Today, we are also in lockdown mode. It is not the best of circumstances, but God knows what he is doing. I do not believe that coronavirus was inflicted on the world by God. He also did not reveal its coming to most of our self-acclaimed prophets because they would have made prophetic capital out of human suffering. God is not going to keep us in lockdown mode forever. Neither the story of the Israelites nor that of the disciples ended in permanent lockdown mode. For in Deuteronomy 26 when they brought their first fruits to the place of worship, they testified among others:
But the Egyptians mistreated us and made us suffer, putting us to hard labor. Then we cried out to the Lord, the God of our fathers, and the Lord heard our voice and saw our misery, toil and oppression. So, the Lord brought us out of Egypt with a mighty hand and an outstretched arm, with great terror and with miraculous signs and wonders (Deut. 26:7- 8).
The eventual release meant a lot to Israel and in their later history, this event was celebrated like no other! So, after making the confession from their sufferings in Egypt, the worshipper was supposed to place the basket of first fruits “before the Lord your God and bow down before him” (Deut. 26:10). The end game in the Lord’s deliverance is to “bow down before him” in worship.
My personal definition of salvation is this: “God’s rescue function in Christ by the power of the Holy Spirit.” I look forward to the day when following our release from this lockdown, each of us would bring his or her first fruit, not because we want to buy his favor by the quantum of our giving, no, but rather to celebrate the God of our salvation in worship, honor and praise for great things he would have done.

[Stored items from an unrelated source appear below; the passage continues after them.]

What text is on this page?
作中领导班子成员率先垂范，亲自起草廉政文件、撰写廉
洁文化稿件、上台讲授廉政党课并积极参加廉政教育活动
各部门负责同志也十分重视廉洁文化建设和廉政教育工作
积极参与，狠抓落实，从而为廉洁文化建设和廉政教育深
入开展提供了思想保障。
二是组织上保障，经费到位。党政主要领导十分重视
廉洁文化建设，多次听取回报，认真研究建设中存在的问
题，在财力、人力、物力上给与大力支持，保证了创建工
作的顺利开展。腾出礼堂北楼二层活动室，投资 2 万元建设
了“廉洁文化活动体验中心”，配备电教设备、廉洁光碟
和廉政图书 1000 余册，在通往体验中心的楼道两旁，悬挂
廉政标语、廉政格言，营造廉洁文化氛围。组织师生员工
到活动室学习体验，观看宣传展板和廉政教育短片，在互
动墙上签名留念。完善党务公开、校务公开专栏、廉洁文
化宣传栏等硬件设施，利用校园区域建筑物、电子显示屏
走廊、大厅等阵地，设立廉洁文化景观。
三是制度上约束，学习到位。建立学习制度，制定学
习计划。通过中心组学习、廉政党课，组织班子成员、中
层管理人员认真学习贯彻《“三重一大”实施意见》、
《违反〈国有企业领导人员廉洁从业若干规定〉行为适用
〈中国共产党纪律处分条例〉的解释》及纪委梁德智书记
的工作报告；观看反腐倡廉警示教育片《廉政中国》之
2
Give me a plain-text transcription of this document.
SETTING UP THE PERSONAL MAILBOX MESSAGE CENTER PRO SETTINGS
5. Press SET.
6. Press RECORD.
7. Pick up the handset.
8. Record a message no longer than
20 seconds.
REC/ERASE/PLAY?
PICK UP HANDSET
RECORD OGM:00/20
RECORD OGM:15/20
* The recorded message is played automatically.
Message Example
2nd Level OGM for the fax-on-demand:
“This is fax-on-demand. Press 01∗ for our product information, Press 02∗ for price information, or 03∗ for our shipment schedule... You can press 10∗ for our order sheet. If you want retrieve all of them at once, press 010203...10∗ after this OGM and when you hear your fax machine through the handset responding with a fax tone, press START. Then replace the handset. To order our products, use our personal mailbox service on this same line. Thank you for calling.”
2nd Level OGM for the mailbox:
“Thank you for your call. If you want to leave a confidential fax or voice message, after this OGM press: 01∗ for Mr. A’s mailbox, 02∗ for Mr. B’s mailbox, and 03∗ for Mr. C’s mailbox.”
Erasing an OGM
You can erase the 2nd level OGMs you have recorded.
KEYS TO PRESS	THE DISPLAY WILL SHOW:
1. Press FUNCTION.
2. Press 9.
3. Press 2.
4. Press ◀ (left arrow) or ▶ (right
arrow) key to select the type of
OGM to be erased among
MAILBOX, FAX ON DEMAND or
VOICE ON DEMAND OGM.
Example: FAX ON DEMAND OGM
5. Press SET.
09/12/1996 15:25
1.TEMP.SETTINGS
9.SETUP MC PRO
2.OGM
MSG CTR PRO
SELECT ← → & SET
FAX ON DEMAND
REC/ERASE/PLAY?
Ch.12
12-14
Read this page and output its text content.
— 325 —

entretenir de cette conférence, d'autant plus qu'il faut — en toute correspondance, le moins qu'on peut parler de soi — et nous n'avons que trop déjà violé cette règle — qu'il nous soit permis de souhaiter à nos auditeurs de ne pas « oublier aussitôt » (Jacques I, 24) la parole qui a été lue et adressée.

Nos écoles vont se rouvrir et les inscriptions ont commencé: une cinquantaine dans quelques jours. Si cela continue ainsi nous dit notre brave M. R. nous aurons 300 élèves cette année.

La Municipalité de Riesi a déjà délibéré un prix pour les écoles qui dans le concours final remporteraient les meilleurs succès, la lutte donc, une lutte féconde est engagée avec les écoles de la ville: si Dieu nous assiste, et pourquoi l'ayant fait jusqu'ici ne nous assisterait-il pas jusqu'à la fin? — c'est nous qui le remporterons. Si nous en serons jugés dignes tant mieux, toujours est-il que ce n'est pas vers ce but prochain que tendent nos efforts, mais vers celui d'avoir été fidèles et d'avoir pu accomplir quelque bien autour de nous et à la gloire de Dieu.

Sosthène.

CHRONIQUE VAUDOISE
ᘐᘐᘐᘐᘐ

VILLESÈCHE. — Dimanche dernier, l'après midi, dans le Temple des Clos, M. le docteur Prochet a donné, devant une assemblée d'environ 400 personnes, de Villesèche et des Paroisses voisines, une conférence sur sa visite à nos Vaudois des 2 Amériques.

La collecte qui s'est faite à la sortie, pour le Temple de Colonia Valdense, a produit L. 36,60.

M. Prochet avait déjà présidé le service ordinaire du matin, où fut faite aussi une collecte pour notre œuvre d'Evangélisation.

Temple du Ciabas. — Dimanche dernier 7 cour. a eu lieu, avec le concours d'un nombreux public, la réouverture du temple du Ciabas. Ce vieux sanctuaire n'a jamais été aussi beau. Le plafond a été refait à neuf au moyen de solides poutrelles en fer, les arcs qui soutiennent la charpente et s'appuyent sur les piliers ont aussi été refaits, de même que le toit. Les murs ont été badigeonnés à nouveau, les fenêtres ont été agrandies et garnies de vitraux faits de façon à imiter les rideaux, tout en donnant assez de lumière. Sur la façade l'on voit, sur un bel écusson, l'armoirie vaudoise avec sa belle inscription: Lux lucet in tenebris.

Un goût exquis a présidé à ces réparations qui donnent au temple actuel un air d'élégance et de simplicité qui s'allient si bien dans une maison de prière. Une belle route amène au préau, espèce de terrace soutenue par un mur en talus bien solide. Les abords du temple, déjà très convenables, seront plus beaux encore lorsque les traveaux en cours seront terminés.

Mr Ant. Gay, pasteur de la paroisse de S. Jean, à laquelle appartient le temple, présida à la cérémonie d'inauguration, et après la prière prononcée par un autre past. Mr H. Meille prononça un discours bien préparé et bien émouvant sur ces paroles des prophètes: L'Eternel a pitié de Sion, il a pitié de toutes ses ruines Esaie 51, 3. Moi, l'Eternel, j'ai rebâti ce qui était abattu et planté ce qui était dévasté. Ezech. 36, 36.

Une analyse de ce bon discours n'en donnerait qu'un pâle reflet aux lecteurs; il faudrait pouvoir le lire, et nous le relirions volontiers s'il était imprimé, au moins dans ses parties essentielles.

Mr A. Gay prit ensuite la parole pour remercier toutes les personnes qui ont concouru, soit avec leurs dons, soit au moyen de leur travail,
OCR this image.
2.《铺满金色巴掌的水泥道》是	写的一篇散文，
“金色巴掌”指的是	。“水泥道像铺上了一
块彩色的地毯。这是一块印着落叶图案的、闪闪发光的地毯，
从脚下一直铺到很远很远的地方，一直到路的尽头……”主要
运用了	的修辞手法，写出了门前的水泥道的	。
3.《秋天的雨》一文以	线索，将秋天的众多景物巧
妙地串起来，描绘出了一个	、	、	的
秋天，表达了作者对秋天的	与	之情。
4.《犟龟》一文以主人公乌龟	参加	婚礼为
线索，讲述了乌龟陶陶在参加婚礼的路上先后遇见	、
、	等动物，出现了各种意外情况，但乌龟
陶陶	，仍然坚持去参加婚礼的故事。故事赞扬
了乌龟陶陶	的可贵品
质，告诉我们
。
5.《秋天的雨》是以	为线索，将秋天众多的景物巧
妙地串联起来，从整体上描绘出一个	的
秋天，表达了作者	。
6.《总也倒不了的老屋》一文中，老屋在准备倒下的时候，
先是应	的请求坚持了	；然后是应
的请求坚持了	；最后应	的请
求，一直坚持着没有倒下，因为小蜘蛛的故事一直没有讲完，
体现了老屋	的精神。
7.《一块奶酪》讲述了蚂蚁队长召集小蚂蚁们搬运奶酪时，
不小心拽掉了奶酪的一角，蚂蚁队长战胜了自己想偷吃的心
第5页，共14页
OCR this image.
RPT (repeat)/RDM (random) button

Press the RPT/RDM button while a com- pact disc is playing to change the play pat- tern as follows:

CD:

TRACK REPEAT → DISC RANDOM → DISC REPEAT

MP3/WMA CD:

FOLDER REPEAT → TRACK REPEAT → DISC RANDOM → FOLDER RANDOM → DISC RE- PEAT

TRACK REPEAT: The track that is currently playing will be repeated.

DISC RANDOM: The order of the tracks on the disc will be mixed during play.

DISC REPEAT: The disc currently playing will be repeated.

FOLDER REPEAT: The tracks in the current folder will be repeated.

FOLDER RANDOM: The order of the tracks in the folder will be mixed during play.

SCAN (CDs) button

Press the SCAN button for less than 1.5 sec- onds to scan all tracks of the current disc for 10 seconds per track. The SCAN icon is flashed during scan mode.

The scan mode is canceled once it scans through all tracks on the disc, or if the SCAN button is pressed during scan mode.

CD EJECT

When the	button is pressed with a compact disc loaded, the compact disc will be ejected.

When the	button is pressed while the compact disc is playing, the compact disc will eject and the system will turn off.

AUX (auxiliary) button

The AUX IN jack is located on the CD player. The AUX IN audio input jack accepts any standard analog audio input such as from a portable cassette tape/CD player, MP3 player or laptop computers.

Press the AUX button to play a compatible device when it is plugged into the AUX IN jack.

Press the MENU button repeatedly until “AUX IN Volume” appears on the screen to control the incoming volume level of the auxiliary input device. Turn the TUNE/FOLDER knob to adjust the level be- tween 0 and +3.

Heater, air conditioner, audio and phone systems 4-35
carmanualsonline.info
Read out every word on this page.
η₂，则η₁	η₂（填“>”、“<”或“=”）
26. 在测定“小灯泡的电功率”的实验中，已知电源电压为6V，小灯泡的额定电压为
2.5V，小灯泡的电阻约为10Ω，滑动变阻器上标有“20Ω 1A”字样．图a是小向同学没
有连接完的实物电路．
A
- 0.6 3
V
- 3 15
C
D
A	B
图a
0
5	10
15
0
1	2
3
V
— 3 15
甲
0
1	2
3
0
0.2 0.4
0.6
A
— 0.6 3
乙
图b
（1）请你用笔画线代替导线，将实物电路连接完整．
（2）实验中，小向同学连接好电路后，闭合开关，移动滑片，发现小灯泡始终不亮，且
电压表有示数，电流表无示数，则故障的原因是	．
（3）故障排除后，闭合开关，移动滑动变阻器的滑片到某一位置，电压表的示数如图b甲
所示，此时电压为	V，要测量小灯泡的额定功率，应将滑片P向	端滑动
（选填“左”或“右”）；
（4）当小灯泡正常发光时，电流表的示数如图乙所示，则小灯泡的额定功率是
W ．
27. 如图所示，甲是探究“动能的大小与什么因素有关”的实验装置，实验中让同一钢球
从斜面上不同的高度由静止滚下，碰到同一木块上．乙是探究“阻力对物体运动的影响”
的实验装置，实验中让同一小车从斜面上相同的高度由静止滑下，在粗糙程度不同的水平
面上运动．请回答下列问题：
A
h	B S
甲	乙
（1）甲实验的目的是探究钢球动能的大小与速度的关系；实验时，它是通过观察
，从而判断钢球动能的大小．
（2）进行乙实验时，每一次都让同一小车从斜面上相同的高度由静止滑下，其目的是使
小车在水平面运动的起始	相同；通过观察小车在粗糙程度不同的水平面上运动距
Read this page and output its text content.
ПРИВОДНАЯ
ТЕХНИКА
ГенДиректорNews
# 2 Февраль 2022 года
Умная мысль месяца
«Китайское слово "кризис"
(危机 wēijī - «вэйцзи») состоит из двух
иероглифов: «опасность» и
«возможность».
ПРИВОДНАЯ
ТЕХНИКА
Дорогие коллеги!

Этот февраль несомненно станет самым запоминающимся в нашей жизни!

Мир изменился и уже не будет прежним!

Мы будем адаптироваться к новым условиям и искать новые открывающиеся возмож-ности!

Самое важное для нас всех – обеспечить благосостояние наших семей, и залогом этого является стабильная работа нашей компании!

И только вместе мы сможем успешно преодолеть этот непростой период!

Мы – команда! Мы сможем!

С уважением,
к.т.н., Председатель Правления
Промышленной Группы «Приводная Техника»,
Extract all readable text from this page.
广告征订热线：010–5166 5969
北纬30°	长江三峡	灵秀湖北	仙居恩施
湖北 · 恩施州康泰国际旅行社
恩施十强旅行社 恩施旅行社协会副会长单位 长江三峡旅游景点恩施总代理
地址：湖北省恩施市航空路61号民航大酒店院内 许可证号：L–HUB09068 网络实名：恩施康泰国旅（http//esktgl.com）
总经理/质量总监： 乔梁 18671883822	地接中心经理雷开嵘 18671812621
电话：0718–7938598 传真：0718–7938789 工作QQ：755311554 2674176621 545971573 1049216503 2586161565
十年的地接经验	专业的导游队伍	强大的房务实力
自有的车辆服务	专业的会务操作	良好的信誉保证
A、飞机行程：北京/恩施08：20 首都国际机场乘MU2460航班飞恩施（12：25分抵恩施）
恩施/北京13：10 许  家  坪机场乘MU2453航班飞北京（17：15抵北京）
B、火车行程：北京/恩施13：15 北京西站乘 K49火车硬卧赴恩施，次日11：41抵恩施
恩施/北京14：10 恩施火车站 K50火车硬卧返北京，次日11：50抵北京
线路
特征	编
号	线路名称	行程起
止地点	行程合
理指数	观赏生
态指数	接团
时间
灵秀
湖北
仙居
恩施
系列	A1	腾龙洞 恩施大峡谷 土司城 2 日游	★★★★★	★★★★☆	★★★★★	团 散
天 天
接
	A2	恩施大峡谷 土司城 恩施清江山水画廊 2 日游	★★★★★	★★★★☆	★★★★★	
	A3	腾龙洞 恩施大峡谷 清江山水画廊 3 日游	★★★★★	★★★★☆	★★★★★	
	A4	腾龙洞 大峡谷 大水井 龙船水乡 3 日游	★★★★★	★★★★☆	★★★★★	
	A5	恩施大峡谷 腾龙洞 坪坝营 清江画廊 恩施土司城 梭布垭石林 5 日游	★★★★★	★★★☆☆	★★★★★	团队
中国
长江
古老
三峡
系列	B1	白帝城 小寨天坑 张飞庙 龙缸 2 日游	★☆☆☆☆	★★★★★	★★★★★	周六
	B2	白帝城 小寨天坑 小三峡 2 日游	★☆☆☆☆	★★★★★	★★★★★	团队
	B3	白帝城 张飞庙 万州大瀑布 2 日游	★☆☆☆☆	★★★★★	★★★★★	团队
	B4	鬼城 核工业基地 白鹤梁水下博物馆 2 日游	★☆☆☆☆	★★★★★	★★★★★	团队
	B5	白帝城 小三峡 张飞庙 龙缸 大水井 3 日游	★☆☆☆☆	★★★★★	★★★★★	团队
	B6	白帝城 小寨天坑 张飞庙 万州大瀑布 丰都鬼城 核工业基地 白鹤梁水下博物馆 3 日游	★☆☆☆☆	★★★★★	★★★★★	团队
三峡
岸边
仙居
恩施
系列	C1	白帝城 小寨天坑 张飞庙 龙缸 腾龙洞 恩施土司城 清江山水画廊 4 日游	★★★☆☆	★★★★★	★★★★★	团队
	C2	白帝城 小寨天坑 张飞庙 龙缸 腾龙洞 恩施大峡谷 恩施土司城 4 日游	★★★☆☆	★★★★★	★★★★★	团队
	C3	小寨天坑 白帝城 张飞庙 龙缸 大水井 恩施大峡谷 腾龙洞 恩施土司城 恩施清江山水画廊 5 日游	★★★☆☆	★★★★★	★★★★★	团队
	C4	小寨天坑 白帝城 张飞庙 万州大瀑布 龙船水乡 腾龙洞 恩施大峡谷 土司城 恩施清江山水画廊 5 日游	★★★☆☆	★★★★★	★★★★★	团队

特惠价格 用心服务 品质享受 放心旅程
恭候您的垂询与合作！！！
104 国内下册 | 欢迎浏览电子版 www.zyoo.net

When the disciples eventually emerged from their lockdown mode, it was because the news of the resurrection had been confirmed: “The Lord is risen indeed, and he has revealed himself to Simon” (Luke 24:34). The enemies of Jesus had now been put to flight. From that moment on, the day of terror was translated to a Good Friday and the resurrection was no longer celebrated in locked down mode with some running out of the city. We have abused the meanings of these events and I believe that celebrating it in lockdown mode offers us an opportunity to reflect on the true means of Good Friday and Easter, so that we can celebrate the ones that lie ahead of us with meaning to the glory of God. In God’s salvation history, lockdown mode is never a permanent condition!